The project is already building momentum beyond the 18-month funding period. “We’ve got people asking to come back and volunteer after they’ve finished their Community Payback hours,” says Dave. “That’s how you know it’s working. It’s giving people purpose and dignity. They’re proud of what they’re doing.”
The programme is also creating routes into work. “Everyone who comes to us from probation already has their Level 2 food hygiene, so it’s just a case of learning by doing. What we’re finding is that employers don’t care so much about qualifications. If someone’s cooked for Eat Well Manchester, that’s their reference.” Around a third of people involved have already moved into employment. “We’re talking to restaurants and catering businesses that are open to employing ex-offenders,” says Dave. “We’re also piloting placements where people cook directly in the restaurants that supply Eat Well. It acts as a work trial, with a real chance of a job at the end.”
Expanding the vision
And Nornir is thinking even bigger. “We’re in talks with a couple of prisons in Greater Manchester about using their kitchens to train serving prisoners to produce good-quality ready meals for austerity retail, as well as a major high street retailer,” says Dave. The aim is to make the model self-sustaining over time by adding a commercial arm, selling meals and mushroom products to fund continued donation-based supply; and creating a model of ‘solidarity retail’ – where communities meet their own needs through shared effort, not handouts – that others can adopt.
“We’re not a food charity. We’re not here to prop up a broken system. We want to build something better.
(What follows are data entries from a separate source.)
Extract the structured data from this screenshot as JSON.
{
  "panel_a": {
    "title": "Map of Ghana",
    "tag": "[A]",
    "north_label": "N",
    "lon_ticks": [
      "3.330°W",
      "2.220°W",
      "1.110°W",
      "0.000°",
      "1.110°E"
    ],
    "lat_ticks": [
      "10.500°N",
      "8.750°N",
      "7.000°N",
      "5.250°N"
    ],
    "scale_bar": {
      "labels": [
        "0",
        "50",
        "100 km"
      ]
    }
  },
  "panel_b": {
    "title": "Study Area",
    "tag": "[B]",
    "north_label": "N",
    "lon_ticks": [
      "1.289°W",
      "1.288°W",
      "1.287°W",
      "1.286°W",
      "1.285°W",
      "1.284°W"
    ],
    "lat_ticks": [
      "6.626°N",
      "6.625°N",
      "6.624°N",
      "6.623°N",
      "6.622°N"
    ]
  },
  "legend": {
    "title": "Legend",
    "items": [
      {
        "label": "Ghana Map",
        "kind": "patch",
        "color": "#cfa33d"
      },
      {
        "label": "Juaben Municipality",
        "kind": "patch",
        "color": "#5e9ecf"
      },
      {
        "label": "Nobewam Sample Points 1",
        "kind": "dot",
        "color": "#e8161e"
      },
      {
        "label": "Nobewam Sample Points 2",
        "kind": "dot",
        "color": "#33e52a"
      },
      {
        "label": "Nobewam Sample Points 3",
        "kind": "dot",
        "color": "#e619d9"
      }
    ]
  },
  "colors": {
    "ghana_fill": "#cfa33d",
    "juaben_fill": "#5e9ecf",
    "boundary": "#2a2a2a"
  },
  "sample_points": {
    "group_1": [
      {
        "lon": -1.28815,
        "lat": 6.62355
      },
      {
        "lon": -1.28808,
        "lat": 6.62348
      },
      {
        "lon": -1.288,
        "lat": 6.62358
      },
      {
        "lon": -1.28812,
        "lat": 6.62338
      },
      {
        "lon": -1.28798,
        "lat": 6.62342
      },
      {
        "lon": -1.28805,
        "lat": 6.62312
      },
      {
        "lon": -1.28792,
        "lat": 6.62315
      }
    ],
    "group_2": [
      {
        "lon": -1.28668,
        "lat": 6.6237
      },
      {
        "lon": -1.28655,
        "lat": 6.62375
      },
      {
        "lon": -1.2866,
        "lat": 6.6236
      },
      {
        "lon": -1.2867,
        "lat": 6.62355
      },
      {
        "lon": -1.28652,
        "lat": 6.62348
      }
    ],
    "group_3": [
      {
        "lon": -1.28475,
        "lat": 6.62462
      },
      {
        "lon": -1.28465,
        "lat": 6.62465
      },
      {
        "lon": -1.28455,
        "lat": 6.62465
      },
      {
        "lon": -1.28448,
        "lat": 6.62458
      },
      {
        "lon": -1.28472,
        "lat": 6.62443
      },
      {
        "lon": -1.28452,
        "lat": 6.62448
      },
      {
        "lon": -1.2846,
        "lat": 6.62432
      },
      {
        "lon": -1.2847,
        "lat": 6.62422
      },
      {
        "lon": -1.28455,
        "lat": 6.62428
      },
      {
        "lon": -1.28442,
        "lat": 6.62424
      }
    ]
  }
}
Something rooted in the local economy, in sustainability, and in the belief that everyone has something to offer.”
Nornir’s work is also starting to gain national recognition. “We’ve been described as ‘cooperating out of crime and food poverty’ in a new book from Routledge,” says Dave, referring to The Role of Food in Resettlement and Rehabilitation, published in June 2025. “And the government’s response to the latest Independent Sentencing Review has recommended exploring more projects like ours – especially around placing Community Payback participants directly into commercial kitchens.”